I have to be careful with Grissom and what I give him, so I usually use a little ground turkey in his, but the others I'll use canned EVO food to close it up, and freeze. 

I haven't really had an issue with it making a mess, but usually kongs are just used for crate time at my house so they're not usually on the carpet. I don't notice any mess in their beds though? I always always freeze them though, so they are eating it as fast as it's thawing.


----------



## CorgiPaws (Mar 31, 2009)

I was in a pinch two days ago, had no peanut butter, no yogurt, no evo canned food, nothing. (we're probably moving soon, so I'm trying to clear the pantry and not buy more right now)
Called tuna worked like a charm. It froze rock solid, they actually took a while to get to the treats. Peanut butter, even frozen, caves in seconds with my dogs, so from now on, it'll be canned tuna. wooot.


----------



## Dorota (Aug 23, 2010)

kielbasa ) yeah i put pieces of good quality kielbasa inside


----------



## sassymaxmom (Dec 7, 2008)

Cammy, you can step on or force the opening into an oval and force something hard in that isn't messy. A bit of freeze dried lamb/beef lung or a small hard biscuit is quite the puzzle to get out. When I just smear a bit of peanut butter around the inside none gets anywhere but on the dog's tongue.
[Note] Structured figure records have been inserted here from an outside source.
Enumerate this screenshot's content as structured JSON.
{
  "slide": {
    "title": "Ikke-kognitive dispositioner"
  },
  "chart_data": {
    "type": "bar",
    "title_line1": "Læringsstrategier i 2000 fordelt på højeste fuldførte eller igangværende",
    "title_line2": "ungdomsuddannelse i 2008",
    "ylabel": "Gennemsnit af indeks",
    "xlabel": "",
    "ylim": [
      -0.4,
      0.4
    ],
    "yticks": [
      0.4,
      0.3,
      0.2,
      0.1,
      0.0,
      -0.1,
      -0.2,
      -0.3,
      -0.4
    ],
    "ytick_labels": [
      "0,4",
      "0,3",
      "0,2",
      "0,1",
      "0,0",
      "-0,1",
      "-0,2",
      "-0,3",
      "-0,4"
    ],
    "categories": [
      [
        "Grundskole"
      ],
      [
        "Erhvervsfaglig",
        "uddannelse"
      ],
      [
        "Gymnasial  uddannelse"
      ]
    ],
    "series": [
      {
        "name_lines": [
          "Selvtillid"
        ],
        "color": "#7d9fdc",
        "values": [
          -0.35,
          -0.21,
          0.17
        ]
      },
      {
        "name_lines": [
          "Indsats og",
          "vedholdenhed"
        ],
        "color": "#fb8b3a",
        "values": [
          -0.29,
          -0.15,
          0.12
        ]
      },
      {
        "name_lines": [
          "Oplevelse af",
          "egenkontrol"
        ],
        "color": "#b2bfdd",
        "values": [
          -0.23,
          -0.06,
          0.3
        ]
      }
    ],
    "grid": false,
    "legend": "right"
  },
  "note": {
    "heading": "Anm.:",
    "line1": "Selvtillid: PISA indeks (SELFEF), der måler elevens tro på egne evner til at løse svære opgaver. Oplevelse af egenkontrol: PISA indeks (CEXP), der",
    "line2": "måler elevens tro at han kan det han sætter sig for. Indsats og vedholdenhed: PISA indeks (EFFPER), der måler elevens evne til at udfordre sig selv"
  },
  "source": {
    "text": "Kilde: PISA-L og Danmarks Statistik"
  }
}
Since Max has been getting quite a bit of ground beef lately I discovered that a kong stuffed with that and a chicken foot stuck in the top and frozen for an hour makes for a mini meal that is more fun than one served in a bowl but doesn't last so long as to be a bore for the human who needs to stick around in case of an oops. He gets ground sardine/rabbit heads and tripe too but I am NOT putting that into a kong fed in the house.


----------